We have to confront some fundamental issues about our rampant material needs. We need to remember who we are, and why we are here. Is it to have the newest and best of everything? Or is it something deeper, and more meaningful? Entertainment is not our reason for existence.
We have to ask ourselves really hard questions about the value of life, and our respect for the lives of other people. We still have not felt the true loss yet of so many of our elderly – the keepers of the old stories and traditions. In these times we care too much about what is new and inventive. But the wisdom of our elders, those who lived through challenging times, who grew up with sustainable skills for survival could be the very ones to show us how to move forward in this new world. Too many have now been silenced forever.
This virus, our new teacher, shined a bright light on the fact that we, as living beings are vulnerable, and that we all die which is something a lot of people like to forget with the way we torture ourselves with diets, and intense exercise plans, as if any of us are getting out of here alive.
Death is an uncomfortable subject for many, yet it wasn’t always this way. We have cut ourselves off from the cycles of life and death, we’ve been distracted by the bright lights and loud noises; it’s made so many of us numb to the heart-aching beauty that surrounds us each and every day, and the immense joy of simple things.
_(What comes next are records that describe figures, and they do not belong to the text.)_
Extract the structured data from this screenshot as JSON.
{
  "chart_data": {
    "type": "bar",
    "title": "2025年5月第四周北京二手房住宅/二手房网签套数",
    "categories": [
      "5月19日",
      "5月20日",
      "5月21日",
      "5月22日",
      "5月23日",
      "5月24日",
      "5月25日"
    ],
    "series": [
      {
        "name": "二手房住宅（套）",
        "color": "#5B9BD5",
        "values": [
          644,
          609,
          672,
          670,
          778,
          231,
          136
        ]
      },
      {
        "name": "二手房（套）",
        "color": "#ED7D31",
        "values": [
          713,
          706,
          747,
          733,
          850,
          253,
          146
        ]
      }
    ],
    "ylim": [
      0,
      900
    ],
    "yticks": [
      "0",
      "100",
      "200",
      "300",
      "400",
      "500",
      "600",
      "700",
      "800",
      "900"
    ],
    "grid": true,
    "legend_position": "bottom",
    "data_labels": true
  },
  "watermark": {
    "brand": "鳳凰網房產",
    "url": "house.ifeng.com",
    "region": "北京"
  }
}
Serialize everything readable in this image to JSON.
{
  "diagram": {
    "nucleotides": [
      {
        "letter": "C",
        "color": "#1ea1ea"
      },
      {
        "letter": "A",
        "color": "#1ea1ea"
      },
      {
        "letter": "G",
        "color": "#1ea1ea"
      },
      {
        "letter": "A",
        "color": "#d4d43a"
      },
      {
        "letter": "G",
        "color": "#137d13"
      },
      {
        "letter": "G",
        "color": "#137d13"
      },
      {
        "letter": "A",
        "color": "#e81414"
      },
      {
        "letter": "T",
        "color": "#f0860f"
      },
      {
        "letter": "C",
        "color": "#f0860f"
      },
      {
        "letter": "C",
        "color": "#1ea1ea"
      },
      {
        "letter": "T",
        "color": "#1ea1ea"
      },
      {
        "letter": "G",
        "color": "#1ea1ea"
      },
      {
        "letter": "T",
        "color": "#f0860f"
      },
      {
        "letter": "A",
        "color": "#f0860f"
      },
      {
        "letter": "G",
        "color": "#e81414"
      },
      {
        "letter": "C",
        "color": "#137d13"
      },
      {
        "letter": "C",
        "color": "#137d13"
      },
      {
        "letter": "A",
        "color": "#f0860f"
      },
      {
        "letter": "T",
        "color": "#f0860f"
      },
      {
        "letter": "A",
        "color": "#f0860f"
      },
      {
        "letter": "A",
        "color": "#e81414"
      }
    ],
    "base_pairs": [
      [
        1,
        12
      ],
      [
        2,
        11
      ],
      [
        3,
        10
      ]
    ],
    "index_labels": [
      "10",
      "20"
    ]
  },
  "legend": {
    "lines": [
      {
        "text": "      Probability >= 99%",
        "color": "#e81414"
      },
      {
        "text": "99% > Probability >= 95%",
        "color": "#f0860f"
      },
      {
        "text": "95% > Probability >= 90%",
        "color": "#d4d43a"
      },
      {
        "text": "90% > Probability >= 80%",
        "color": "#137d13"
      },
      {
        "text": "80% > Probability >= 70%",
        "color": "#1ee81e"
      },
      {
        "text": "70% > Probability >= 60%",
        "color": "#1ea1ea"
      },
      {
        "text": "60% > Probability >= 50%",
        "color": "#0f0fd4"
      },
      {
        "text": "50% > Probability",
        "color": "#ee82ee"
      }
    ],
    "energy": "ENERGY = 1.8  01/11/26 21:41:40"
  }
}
We understand now that the veneer of modern life is actually so thin, and such a farce. This rhetoric that we’ve been led to believe about giving up our lives to conform to some materialistic dream, is not the path to happiness, nor to the well-being of the world around us.
The virus shows us that the survival of our species requires us to think of, and take care of others, a concept we are clearly still learning. A simple thing like wearing masks to protect other people, or staying home so that those services which are truly essential to life, can continue has had more backlash than anyone could have expected. We need to do better.
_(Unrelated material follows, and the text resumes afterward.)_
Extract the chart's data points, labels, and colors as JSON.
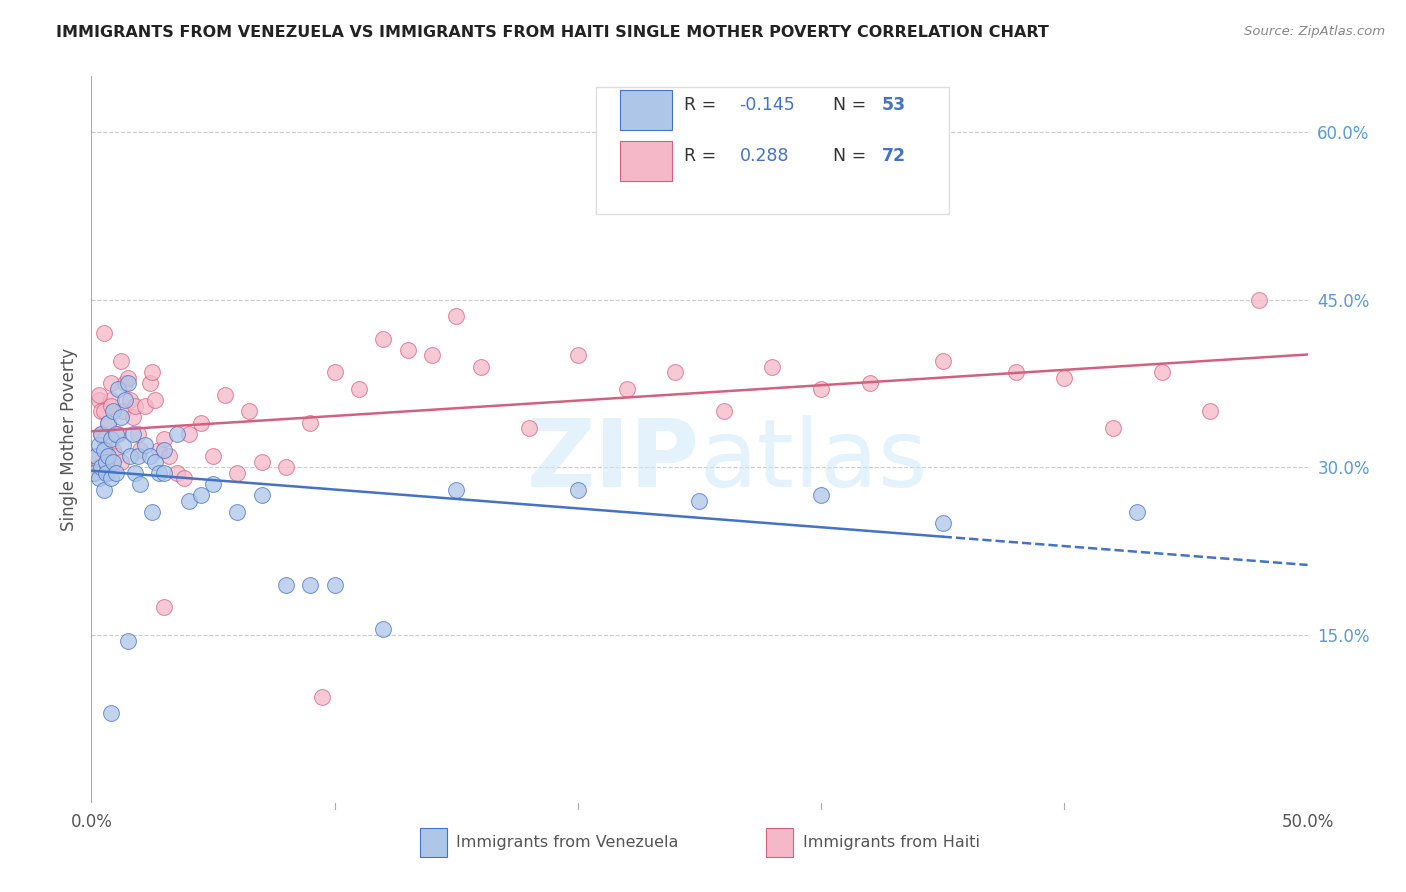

The pandemic shines a light on all the faulty systems in our world, from healthcare to the way we value certain professions and people, to how much of an impact our way of life has on the other inhabitants of this planet. We are being given time now as a society, and as a part of this world to form and build new social and sacred contracts between us as humans, and between species – those we inhabit this earth with. It shows us in no uncertain terms that society and life, in general, thrives only when the weakest of us have what we need.
When it is time to spread our phoenix wings and rise from the ashes, what will we choose to let burn, so that we all can thrive?